Но оба они не были ни в чем уверены. И не зря – понимание того, кто такой серийный убийца, чаще всего было интуитивным. Это то знание, которое у всех есть, но которое словами не выразишь. Анна и сама искала ответ не один год, но она работала с такими людьми, поэтому ей сейчас было проще, чем ее гостям.

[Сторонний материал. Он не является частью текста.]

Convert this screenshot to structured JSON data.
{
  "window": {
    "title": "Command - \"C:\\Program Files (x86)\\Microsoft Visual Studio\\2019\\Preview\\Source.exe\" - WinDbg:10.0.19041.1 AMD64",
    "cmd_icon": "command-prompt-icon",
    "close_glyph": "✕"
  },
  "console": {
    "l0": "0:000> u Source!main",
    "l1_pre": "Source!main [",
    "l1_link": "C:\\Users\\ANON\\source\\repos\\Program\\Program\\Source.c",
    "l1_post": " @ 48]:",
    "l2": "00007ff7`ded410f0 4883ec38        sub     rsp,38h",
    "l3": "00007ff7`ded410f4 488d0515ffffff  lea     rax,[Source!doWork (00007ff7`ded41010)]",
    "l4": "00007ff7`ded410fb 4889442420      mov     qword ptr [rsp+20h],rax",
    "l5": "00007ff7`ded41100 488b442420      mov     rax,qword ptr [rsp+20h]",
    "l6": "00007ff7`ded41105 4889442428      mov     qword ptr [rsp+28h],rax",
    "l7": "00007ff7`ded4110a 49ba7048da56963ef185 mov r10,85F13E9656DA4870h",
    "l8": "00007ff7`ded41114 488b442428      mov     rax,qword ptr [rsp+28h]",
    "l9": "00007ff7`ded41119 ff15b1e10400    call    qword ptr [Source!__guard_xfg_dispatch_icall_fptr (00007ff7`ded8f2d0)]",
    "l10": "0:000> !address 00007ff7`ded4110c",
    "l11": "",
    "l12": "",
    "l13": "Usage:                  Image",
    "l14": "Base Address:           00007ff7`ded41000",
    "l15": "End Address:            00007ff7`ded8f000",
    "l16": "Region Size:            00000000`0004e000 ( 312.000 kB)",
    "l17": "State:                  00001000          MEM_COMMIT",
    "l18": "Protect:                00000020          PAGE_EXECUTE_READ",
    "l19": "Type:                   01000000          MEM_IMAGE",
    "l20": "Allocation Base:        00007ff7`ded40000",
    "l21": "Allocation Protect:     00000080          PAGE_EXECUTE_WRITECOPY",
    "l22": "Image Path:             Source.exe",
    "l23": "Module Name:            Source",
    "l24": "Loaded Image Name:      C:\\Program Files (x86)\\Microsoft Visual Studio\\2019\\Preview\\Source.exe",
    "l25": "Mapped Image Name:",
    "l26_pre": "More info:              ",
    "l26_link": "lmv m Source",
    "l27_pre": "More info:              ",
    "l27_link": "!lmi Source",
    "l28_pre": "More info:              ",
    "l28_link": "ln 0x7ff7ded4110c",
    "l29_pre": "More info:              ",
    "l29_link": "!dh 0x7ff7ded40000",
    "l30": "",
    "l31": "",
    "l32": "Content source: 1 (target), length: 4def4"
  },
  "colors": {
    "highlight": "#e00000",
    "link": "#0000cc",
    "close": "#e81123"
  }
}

– Есть разные подходы к этому, и у каждого свои преимущества и недостатки, – отметила она. – Давай сюда отчеты по вскрытиям и все, что ты там притащил. Так вот, касательно серийных убийц… ФБР, например, считает, что серийный убийца – это человек, совершивший три и более убийств на протяжении как минимум месяца. Видишь? Два критерия – время и количество. Но они сомнительные, потому что если человек, настроенный убивать, совершил два убийства, он на них не остановится, и глупо ждать третьей жертвы, чтобы объявить его серийным убийцей. Национальный институт правосудия США пошел другим путем. С их точки зрения, серийным считается убийца, у которого больше двух жертв и которым движут психологические мотивы, чаще всего – садистские сексуальные отклонения. Но, как видите, и тут не все однозначно. Большинство маньяков действовали во власти сексуальных желаний – поэтому тут и позволительно слово «маньяки». Но не все. К серийным убийцам не раз причислялись те, кто убивал ради собственной выгоды, пусть и не по заказу. Да и среди психологических мотивов не всегда правит бал желание секса – вспомнить хоть того же Зодиака, для него секс никогда не имел значения, его манил страх.

– Зачем нам все это знать? – не выдержал Дмитрий.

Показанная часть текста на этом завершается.